Progressive residual learning for single image dehazing
This work addresses image quality degradation in hazy conditions for computer vision applications, representing an incremental improvement by hybridizing existing methods.
The paper tackles the problem of single image dehazing by proposing a progressive residual learning strategy that combines physical model-free and model-based approaches, achieving state-of-the-art performance on public benchmarks with improved interpretability and adaptivity.

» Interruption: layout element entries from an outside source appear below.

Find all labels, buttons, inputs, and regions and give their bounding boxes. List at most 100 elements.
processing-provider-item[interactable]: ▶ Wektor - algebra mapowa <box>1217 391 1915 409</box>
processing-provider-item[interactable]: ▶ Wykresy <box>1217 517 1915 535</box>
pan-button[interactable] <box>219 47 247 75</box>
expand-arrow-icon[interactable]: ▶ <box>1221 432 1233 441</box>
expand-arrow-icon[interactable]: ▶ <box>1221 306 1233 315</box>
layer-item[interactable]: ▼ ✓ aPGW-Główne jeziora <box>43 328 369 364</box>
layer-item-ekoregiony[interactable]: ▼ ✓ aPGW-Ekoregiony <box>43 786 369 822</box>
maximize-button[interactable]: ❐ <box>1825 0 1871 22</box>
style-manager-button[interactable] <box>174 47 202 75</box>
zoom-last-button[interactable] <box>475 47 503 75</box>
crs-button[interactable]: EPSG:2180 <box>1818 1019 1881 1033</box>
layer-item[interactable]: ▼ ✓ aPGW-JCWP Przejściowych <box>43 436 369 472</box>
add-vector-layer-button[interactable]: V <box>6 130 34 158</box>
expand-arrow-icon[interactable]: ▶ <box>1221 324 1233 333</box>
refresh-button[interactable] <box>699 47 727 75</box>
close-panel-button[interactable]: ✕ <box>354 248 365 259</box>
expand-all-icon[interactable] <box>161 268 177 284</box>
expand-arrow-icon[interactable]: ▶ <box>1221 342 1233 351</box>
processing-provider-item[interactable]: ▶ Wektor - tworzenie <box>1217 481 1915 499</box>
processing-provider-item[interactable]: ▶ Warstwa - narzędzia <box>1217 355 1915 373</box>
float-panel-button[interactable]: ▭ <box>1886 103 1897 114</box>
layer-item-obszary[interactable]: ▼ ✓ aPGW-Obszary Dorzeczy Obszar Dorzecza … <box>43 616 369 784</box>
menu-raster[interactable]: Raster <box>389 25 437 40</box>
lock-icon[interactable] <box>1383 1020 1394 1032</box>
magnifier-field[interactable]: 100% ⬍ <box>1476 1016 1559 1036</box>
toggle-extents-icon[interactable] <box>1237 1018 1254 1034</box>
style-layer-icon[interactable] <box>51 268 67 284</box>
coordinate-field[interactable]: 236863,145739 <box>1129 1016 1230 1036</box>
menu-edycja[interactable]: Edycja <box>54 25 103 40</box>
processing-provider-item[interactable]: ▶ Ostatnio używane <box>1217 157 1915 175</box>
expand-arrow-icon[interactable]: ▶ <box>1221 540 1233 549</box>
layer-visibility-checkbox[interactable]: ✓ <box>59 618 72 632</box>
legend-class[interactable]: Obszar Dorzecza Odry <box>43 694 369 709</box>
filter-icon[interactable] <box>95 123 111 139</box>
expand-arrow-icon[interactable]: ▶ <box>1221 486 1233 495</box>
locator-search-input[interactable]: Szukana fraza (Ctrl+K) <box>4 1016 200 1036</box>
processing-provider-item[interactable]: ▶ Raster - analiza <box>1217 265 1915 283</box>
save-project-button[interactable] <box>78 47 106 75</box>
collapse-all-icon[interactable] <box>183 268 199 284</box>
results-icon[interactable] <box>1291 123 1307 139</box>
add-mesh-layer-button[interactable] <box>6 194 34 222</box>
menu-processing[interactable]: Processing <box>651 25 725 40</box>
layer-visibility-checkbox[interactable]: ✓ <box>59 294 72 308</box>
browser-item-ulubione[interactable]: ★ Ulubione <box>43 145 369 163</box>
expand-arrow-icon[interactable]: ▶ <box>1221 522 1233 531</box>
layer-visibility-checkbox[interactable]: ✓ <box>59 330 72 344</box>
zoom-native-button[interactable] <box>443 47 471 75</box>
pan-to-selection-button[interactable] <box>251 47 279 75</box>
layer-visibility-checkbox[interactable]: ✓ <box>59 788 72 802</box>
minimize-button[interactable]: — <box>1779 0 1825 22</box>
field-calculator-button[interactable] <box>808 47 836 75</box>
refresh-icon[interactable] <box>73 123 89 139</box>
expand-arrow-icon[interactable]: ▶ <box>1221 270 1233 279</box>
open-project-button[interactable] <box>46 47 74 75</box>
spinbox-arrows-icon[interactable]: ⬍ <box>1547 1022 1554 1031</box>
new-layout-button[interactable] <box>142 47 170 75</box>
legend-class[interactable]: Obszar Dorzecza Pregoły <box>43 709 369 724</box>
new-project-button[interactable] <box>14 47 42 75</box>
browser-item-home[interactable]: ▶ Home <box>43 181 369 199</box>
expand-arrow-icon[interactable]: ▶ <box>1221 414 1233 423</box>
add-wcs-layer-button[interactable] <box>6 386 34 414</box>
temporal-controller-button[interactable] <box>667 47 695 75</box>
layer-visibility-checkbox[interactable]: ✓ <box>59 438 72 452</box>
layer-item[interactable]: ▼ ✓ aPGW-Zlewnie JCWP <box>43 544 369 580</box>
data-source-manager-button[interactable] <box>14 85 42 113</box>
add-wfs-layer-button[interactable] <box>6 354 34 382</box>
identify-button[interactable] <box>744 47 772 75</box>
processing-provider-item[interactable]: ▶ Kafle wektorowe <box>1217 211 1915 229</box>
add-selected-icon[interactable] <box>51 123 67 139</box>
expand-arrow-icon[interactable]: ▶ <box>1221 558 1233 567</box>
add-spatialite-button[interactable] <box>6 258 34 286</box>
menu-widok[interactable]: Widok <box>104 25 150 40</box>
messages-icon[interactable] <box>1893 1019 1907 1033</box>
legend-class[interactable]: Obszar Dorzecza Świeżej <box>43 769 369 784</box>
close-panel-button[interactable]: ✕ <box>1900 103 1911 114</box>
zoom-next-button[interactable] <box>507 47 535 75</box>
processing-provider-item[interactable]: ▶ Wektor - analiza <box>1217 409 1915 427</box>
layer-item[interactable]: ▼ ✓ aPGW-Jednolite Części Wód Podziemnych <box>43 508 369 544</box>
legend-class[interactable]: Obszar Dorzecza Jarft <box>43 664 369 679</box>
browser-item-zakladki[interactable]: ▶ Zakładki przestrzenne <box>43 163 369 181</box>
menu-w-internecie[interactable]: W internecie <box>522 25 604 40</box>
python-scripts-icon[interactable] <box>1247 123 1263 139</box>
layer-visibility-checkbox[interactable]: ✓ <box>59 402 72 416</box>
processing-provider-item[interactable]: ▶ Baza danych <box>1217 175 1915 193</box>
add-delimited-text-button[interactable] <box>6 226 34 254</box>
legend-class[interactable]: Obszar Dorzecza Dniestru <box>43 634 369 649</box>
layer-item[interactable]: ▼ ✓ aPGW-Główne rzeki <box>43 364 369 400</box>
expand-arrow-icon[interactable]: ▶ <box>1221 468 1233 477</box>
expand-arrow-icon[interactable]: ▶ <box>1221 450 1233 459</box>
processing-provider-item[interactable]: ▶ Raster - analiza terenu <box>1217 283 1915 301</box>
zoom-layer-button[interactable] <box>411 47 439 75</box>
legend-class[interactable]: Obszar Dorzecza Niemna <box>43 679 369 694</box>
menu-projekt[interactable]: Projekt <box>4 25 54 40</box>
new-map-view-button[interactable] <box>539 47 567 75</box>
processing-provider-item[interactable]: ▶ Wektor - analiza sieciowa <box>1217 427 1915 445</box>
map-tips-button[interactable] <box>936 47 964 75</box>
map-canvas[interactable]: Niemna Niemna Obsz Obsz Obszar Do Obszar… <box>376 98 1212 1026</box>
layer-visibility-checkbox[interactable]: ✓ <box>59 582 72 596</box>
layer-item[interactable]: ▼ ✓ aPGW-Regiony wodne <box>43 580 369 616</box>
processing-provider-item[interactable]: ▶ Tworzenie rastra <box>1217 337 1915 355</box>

The recent physical model-free dehazing methods have achieved state-of-the-art performances. However, without the guidance of physical models, the performances degrade rapidly when applied to real scenarios due to the unavailable or insufficient data problems. On the other hand, the physical model-based methods have better interpretability but suffer from multi-objective optimizations of parameters, which may lead to sub-optimal dehazing results. In this paper, a progressive residual learning strategy has been proposed to combine the physical model-free dehazing process with reformulated scattering model-based dehazing operations, which enjoys the merits of dehazing methods in both categories. Specifically, the global atmosphere light and transmission maps are interactively optimized with the aid of accurate residual information and preliminary dehazed restorations from the initial physical model-free dehazing process. The proposed method performs favorably against the state-of-the-art methods on public dehazing benchmarks with better model interpretability and adaptivity for complex hazy data.